Roger Machado não costuma conceder entrevistas que fiquem apenas nos assuntos do campo. Em manifestação ao portal GE.com, publicada nesta sexta-feira (26), o treinador do Grêmio falou sobre sua luta contra o racismo e acredita que sofre críticas exageradas pelas manifestações políticas que realiza. Em abril, ao ser perguntado sobre racismo no Brasil, Roger declarou que pessoas se sentem autorizadas a se manifestar de forma preconceituosa a partir de posturas e "pontos de vista do líder da nação".
Na entrevista publicada nesta sexta-feira, o técnico admitiu que seria mais cômodo para sua carreira não fazer manifestações sobre racismo, mas afirmou que não abre mão disso e que precisa colocar seu lado cidadão acima do ambiente do futebol.
— Sem dúvida (seria mais fácil não se manifestar politicamente). Mais do que silenciar, talvez pactuar, fazer parte do poder eminente. Me tornar jogador de futebol me deixou mais branco. Fui aceito com mais naturalidade para circular em ambientes diferentes, pela força do esporte. O sistema, por vezes, se adapta, permite que alguém passe pela fresta da porta, justamente para validar o discurso da falta de oportunidades. Isso me gera problemas outros. Por vezes, a crítica exacerbada está amplificada pelas minhas posições. Mas eu não nasci jogador de futebol. Sou cidadão antes. Tenho o direito de me manifestar sobre os assuntos que me tocam, que eu acredito poder falar. Eu tenho certeza de que o sistema revida. Eu busco muitas vezes ser mais inteligente. É uma adaptação de sobrevivência nesse lugar — declarou.
— Eu não consigo entender como um país que foi criado ética e moralmente em cima da escravidão de indivíduos, e que até hoje não conversou devidamente sobre o tema, possa acreditar que isso está resolvido. Muitos acreditam que discutir gera mais discriminação. Até agora, não se discutiu e não se resolveu nada. Atribui-se muitas vezes o desequilíbrio social, a desigualdade entre brancos e negros no Brasil, a uma questão econômica. Silenciar, para mim, é confirmar. Não é resolver — completou.

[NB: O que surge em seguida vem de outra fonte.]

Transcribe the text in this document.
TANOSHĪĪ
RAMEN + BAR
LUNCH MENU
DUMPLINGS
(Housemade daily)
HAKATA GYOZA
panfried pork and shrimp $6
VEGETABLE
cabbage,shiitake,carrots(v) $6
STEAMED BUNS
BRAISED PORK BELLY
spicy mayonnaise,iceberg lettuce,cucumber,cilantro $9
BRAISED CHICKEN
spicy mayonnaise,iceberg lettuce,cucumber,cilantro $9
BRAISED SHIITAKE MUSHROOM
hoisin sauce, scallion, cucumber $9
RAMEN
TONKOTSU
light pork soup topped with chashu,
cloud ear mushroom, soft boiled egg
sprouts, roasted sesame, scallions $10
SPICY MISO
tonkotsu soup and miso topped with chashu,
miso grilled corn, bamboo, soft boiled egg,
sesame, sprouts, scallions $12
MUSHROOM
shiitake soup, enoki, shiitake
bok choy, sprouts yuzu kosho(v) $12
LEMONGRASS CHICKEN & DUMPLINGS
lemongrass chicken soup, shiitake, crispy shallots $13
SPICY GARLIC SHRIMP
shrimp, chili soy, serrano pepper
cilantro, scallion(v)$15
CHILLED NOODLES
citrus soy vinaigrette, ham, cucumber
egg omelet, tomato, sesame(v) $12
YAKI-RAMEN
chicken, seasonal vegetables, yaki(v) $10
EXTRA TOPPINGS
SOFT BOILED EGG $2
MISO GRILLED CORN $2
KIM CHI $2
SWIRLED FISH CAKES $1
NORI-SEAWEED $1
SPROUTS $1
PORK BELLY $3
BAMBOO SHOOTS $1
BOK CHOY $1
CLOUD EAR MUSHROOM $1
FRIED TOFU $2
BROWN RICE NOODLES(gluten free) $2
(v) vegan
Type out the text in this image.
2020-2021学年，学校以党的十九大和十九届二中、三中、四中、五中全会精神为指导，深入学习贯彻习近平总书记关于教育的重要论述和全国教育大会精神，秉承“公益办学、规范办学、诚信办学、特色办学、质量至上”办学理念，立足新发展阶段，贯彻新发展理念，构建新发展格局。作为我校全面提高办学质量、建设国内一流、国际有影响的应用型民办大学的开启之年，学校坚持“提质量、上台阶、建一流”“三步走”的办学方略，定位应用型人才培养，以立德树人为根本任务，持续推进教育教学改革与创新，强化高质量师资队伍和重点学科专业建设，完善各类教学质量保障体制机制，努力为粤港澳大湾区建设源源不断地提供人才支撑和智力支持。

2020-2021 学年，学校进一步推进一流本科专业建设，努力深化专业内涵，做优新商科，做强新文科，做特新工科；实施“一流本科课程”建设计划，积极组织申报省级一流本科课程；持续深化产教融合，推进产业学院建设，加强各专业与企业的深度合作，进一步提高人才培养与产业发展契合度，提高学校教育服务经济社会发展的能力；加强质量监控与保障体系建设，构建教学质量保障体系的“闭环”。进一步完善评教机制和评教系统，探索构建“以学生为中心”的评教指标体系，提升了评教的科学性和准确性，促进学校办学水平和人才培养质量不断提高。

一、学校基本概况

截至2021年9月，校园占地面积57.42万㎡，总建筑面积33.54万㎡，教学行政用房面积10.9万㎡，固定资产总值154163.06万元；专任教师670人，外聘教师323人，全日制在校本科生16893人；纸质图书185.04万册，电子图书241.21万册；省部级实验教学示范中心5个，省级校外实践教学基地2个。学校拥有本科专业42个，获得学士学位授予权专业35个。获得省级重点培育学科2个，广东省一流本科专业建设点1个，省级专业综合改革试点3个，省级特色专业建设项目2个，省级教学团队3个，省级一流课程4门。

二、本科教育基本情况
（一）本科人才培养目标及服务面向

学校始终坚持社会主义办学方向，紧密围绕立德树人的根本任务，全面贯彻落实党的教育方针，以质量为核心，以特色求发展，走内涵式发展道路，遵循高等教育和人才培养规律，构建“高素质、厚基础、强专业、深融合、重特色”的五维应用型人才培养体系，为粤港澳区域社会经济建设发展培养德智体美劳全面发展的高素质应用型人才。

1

Roger Machado fez uma reflexão sobre o racismo no futebol, onde falou que acredita que fora do campo a cor da pele ainda é uma barreira para que alguns profissionais negros.
— O futebol é um microcosmo do que somos como sociedade. No futebol, muitas vezes isso é amplificado. Ele tanto amplifica quanto cristaliza, o que permite que a gente enxergue até com um pouco mais de facilidade. Quando falo que o futebol se traduz como microcosmo, talvez o campo seja o espaço mais democrático de todos. No campo, a gente tem 50% de brancos e 50% de negros. Só que quando o campo acaba para ambos, nessa estrutura social do futebol, a gente olha para o topo da pirâmide e vê que os filtros começam a aparecer. Isso sempre me chamou a atenção e passou a me incomodar depois que virei treinador. Naquele espaço, muitas vezes era só eu que estava ali. Não tinha essa mesma proporção de representatividade que o campo dava. Isso, para mim, mostra que temos um filtro, e esse filtro é a cor — seguiu Roger.
O treinador gremista ainda explicou sua posição política. Ele disse se considerar de esquerda, mas não acredita em socialismo ou comunismo.
— Depende do espectro. Esquerda e direita são um espectro muito grande. Eu sou um homem de esquerda, sim, mas não acredito no socialismo, tampouco no comunismo. Eu não acredito no Estado único. Acredito que quem gera emprego, quem empreende, quem deposita seu capital intelectual tem o direito de ter uma fatia maior do processo. Mas não acredito na exploração dessa mão de obra. Não acredito em um Estado que comande todo o processo, mas também não acredito em um país que tenha 500 empresas estatais. Não sou tão liberal ao ponto de não ter o Estado atuando em lugares determinantes — disse, e acrescentou:
— Não acredito que ter soberania nacional é ter apenas um exército forte para garantir tuas fronteiras. No mundo em que a gente vive, se não tiver um sistema financeiro forte, um sistema de tecnologia, de capacidade de gerar energia, tu também vai ficar dependente do capital externo. Não sei se nesse ambiente em que vivo todo mundo ou a maior parte pensa diferente. Mas faço futebol com minha ética de vida. Acredito que se as oportunidades fossem dadas de forma igualitária à grande maioria, aí, sim, a gente poderia medir as pessoas pelo mérito. Do jeito como estamos estratificados como sociedade, não tem como medir pelo mérito.